Qui ira en quart de finale ?
Les trois dernières minutes sont folles. La Suède sort son gardien et fait tourner le palet à 6 contre 5 face à des maillots rouges qui se jettent dans tous les sens. Un tir dans le trafic d’Ivar Stenberg, masqué par Linus Karlsson, frappe même le poteau. Dans les dernières secondes, Stenberg met un dernier palet devant la cage où De la Rose a été plaqué par Kåsastul et où Karlsson ne peut que le voir passer.
Embrassades à n’en plus finir chez les supporters norvégiens, qui ont vu la plus belle performance de leur équipe nationale contre l’adversaire le plus connu et le plus redouté. Dans cette soirée complètement dingue, le meilleur powerplay du tournoi a mis un but… et en a concédé deux. La star Lucas Raymond a inscrit un but superbe… mais a raté un tir de pénalité et a offert le but de la victoire à l’adversaire.
La Norvège a maintenant 10 points et encore deux rencontres à jouer face aux Tchèques et aux Danois. Il lui suffit d’en gagner une pour être irrattrapable par la Tre Kronor et donc accéder aux quarts de finale.
Seule autre chance de la Suède ? Espérer que le Canada batte les Slovaques, pour que la Tre Kronor puisse alors jouer un « huitième de finale » mardi contre ces derniers.
Désignés joueurs du match : Oskar Sundqvist pour la Suède et Noah Steen pour la Norvège.

Norvège – Suède 3-2 (1-0, 1-1, 1-1)
Samedi 23 mai 2026 à 20h20 à la BCF Arena de Fribourg. 5417 spectateurs.
Arbitres : Mikko Kaukokari (FIN) et Jiří Ondráček (TCH) assistés de Mitchell Gibbs (CAN) et Patrick Laguzov (ALL).
Pénalités : Norvège 14’ (4’, 2’, 4’) ; Suède 10’ (2’, 4’, 4’).
Tirs : Norvège 14 (6, 5, 3) ; Suède 34 (6, 14, 14).
Évolution du score :
1-0 à 09’32” : Steen assisté de Bakke Olsen et Vesterheim (sup. num.)
1-1 à 22’23” : Stenberg assisté de Berglund et Björck (sup. num.)
2-1 à 33’15” : Steen assisté de H. Salsten (inf. num.)
2-2 à 43’10” : Raymond
3-2 à 49’11” : E. Salsten assisté de Rønnild (inf. num.)
Norvège
Attaquants :
Emilio Pettersen – Tinus Luc Koblar (2’) – Andreas Martinsen (C)

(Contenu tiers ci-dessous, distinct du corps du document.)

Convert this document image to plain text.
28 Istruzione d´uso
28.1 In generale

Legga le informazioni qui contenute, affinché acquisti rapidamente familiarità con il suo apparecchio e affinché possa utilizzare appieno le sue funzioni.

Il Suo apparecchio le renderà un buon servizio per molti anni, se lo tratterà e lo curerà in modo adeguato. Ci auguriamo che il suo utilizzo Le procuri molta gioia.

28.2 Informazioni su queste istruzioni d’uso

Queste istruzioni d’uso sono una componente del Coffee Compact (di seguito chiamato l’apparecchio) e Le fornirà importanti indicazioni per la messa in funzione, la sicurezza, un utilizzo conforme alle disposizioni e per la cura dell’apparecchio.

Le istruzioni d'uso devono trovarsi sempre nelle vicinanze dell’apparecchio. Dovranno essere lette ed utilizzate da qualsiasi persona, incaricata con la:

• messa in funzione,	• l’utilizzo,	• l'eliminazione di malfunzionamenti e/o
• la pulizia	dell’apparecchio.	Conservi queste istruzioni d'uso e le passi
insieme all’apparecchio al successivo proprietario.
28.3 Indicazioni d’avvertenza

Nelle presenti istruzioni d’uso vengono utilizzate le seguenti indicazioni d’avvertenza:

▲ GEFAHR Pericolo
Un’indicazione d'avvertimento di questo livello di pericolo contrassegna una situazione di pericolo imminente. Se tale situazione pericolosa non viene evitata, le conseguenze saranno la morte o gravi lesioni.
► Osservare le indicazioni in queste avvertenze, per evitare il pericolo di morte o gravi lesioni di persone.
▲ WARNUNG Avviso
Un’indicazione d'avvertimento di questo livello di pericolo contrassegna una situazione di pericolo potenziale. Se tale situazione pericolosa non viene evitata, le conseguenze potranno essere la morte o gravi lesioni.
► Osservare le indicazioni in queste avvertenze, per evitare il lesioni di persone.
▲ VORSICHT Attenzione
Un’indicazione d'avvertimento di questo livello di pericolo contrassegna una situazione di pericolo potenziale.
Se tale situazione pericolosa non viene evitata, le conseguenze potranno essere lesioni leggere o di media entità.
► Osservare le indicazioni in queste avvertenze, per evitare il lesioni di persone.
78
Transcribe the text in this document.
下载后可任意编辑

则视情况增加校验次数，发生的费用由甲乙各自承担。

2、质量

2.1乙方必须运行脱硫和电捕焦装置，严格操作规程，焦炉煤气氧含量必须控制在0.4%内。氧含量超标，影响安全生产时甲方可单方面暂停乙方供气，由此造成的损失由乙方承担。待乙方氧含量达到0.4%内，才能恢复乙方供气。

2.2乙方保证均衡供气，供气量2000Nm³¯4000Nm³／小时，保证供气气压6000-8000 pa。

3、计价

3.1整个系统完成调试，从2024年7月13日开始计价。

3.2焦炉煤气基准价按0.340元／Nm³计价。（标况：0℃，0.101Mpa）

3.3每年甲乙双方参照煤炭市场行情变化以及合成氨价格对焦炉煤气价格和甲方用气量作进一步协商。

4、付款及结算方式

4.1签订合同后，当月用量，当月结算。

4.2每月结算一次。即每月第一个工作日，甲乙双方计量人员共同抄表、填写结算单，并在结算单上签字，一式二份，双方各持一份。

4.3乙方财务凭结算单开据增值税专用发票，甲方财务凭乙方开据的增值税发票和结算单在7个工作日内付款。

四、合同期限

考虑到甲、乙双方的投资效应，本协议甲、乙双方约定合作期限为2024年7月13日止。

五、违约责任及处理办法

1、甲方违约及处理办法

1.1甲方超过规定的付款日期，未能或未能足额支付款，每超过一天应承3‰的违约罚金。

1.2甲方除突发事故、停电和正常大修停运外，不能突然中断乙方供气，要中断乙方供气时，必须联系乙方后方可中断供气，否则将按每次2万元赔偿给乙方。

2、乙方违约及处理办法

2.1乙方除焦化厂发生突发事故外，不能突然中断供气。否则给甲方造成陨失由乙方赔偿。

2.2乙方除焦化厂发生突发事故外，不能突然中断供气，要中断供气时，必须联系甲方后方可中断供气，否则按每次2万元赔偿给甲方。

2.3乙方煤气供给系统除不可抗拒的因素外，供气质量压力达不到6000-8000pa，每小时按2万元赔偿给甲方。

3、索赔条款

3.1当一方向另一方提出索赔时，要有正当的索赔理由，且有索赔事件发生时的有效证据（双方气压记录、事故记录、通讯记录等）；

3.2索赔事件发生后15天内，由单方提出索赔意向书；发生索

Petter Vesterheim – Eskild Bakke Olsen – Thomas Olsen
Mikkel Eriksen (2’) – Eirik Østrem Salsten (+1) – Martin Rønnild (+1, 2’)
Noah Steen (2’) – Håvard Østrem Salsten – Jacob Berglund (-1)
Patrick Elvsveen [2 présences]
Défenseurs :
Christian Kåsastul (A, +1, 2’) – Max Krogdahl (A, +1, 2’)
Stian Solberg (2’) – Johannes Johannesen
Kristian Østby – Sander Hurrød
Adrian Saxrud Danielsen [4 présences]
Gardien :
Henrik Haukeland
Remplaçant : Tobias Normann (G). Non équipés : Mathias Arnkværn (G), Markus Vikingstad, Mikkel Øby Olsen (A).
Suède
Attaquants :
Ivar Stenberg (-1) – Viggo Björck (2’) – Lucas Raymond (A)
Emil Heineman – Jacob de la Rose – Linus Karlsson (-1)
Rasmus Asplund (2’) – Oskar Sundqvist (2’) – Simon Holmström (-1, 2’)
Carl Grundström – Jack Berglund (-2) – Jakob Silfverberg (2’)
puis à 40’00” André Petersson
Défenseurs :
Jacob Larsson – Mattias Ekholm (A)
Albert Johansson – Oliver Ekman-Larsson (C, -1)
Robert Hägg – Joel Persson
Erik Brännström (+1)
Gardien :
Arvid Söderblom [sorti à 57’40”]
Remplaçant : Magnus Hellberg (G). Non équipés : Love Härenstam (G), Tim Heed (D), Anton Frondell (A).